SUCCESS: Connected to the Neo4j Database.


In [4]:
# query helper function
def run_query(query:str):
    try:
        return graph.run(query)
    except ClientError as e:
        print(e.message)

## Step 1
The first thing to do is to find/define the research communities. A community is defined by a set of keywords. Assume that the database community is defined through the following keywords: data management, indexing, data modeling, big data, data processing, data storage and data querying.

In [6]:
DATABASE_COMMUNITY_KEYWORDS = ["data management", "indexing", "data modeling", "big data", "data processing", "data storage","data querying"]

In [7]:
community_constraint = """
CREATE CONSTRAINT for (c:Community) require c.community_name is unique;
"""

In [8]:
run_query(community_constraint)

An equivalent constraint already exists, 'Constraint( id=20, name='constraint_8cb1b3fe', type='UNIQUENESS', schema=(:Community {community_name}), ownedIndex=19 )'.


In [11]:
link_kw_to_community = """
Merge (com:Community {community_name: "Database Community"})

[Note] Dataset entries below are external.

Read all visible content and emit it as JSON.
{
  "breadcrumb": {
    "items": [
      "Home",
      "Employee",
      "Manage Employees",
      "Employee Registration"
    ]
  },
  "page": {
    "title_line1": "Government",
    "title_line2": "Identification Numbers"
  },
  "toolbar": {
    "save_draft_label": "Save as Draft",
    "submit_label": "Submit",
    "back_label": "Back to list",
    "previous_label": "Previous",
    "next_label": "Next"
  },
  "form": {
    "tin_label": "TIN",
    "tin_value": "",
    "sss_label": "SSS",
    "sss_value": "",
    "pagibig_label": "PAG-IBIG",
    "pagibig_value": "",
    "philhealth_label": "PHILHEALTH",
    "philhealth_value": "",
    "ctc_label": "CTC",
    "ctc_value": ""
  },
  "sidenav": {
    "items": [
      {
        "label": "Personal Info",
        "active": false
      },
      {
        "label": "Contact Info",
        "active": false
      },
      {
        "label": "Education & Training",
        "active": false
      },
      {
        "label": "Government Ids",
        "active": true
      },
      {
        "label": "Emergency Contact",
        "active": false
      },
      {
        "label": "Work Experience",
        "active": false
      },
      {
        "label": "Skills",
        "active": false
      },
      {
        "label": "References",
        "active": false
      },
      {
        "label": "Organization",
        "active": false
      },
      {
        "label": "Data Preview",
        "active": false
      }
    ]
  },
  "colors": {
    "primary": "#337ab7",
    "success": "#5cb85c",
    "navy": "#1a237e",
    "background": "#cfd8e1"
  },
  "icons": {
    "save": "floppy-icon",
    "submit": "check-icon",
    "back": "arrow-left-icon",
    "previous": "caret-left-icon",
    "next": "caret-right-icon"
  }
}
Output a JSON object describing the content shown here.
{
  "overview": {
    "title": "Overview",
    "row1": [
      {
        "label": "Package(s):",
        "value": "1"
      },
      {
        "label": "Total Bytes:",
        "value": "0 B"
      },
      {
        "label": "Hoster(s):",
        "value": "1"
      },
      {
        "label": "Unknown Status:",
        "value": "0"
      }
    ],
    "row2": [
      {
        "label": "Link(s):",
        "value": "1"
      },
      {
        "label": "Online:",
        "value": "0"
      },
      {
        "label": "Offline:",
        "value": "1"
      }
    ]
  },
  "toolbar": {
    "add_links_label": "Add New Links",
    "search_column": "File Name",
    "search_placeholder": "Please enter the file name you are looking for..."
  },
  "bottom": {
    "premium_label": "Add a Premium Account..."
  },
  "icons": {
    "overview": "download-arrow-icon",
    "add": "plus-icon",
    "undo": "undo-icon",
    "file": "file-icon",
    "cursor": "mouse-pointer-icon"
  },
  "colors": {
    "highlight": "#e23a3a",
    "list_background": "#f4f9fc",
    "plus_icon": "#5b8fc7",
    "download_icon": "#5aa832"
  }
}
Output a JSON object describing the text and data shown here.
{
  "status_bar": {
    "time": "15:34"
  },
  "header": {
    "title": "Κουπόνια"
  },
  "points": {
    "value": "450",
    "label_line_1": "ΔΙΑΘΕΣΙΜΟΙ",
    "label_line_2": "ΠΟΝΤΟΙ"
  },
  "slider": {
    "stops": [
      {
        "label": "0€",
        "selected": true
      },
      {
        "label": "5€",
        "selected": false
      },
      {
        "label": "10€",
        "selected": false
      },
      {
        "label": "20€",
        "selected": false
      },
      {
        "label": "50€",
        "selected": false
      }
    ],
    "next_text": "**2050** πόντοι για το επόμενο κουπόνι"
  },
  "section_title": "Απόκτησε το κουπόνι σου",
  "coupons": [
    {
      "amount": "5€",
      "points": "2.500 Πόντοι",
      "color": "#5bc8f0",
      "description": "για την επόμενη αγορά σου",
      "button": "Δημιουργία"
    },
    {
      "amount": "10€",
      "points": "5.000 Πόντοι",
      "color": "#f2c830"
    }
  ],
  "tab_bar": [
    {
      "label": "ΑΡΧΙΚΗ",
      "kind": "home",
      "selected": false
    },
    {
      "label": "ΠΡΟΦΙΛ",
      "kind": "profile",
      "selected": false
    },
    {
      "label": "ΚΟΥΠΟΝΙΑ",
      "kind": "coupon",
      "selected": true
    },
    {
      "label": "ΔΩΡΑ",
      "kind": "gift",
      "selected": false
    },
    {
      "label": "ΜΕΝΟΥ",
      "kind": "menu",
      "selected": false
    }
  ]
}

with com, ["data management", "indexing", "data modeling", "big data", "data processing", "data storage","data querying"] as db_com_keywords
unwind db_com_keywords as kw
Match (k:Keyword {keyword: kw})
Merge (com)-[:DEFINED_BY]->(k)
"""

In [12]:
run_query(link_kw_to_community)

## Step 2

Next, we need to find the conferences and journals related to the database community (i.e., are specific to the field of databases). Assume that if 90% of the papers published in a conference/journal contain one of the keywords of the database community we consider that conference/journal as related to that community.

In [13]:
determine_community = """
Match (paper:Paper)-[:PUBLISHED_IN]->()<-[:HOLDS|ISSUES]-(pub)
with pub, count(paper) as no_publications

Match (com:Community {community_name: "Database Community"})-[:DEFINED_BY]-(kw:Keyword)
Match (kw)<-[:MAIN_TOPIC]-(paper:Paper)-[:PUBLISHED_IN]->()<-[:HOLDS|ISSUES]-(pub)

with pub, count(distinct paper) as no_in_community, no_publications, com
with pub, no_in_community, no_publications, toFloat(no_in_community) / no_publications as community_participation, com

where community_participation >= 0.9

Merge (com)<-[rt:RELATED_TO]-(pub)
set rt.participation_rate = community_participation

"""

In [14]:
run_query(determine_community)

## Step 3
Next, we want to identify the top papers of these conferences/journals. We need to find the papers with the highest page rank provided the number of citations from the papers of the same community (papers in the conferences/journals of the database community). As a result we would obtain (highlight), say, the top-100 papers of the conferences of the database community.

In [15]:
identify_community_papers = """

Match (com:Community {community_name: "Database Community"})
Match (paper:Paper)-[cite:CITES]->(cited_paper:Paper)
Match (paper)-[:PUBLISHED_IN]->()<-[:HOLDS|ISSUES]-(pub)-[:RELATED_TO]->(com)
Match (cited_paper)-[:PUBLISHED_IN]->()<-[:HOLDS|ISSUES]-(pub)-[:RELATED_TO]->(com)

with cited_paper, count(cite) as no_citations, com

Merge (com)-[cp:COMMUNITY_PAPER]->(cited_paper)
set cp.community_citations = no_citations

"""

In [None]:
run_query(identify_community_papers)

In [16]:
get_highlight_papers = """
Match (com:Community {community_name: "Database Community"})-[cp:COMMUNITY_PAPER]->(paper:Paper)
with cp, cp.community_citations as no_citations
order by no_citations desc

with collect(cp) as papers
with papers[0..100] as top100papers
unwind top100papers as highlight
set highlight.top100 = True

"""

In [17]:
run_query(get_highlight_papers)

In [18]:
# TODO: Explain why in 2 steps

## Step 4

Finally, an author of any of these top-100 papers is automatically considered a potential good match to review database papers. In addition, we want to identify gurus, i.e., very reputated authors that would be able to review for top conferences. We identify gurus as those authors that are authors of, at least, two papers among the top-100 identified.

In [20]:
potential_reviewer_and_guru = """
Match (com:Community {community_name: "Database Community"})-[cp:COMMUNITY_PAPER]->(paper:Paper)<-[:AUTHOR_OF]-(author:Researcher)
WHERE cp.top100 = True

Merge (com)-[:POTENTIAL_REVIEWER]->(author)

with author, count(distinct paper) as no_publications, com
where no_publications >= 2

Merge (com)-[:GURU]->(author)
"""

In [21]:
run_query(potential_reviewer_and_guru)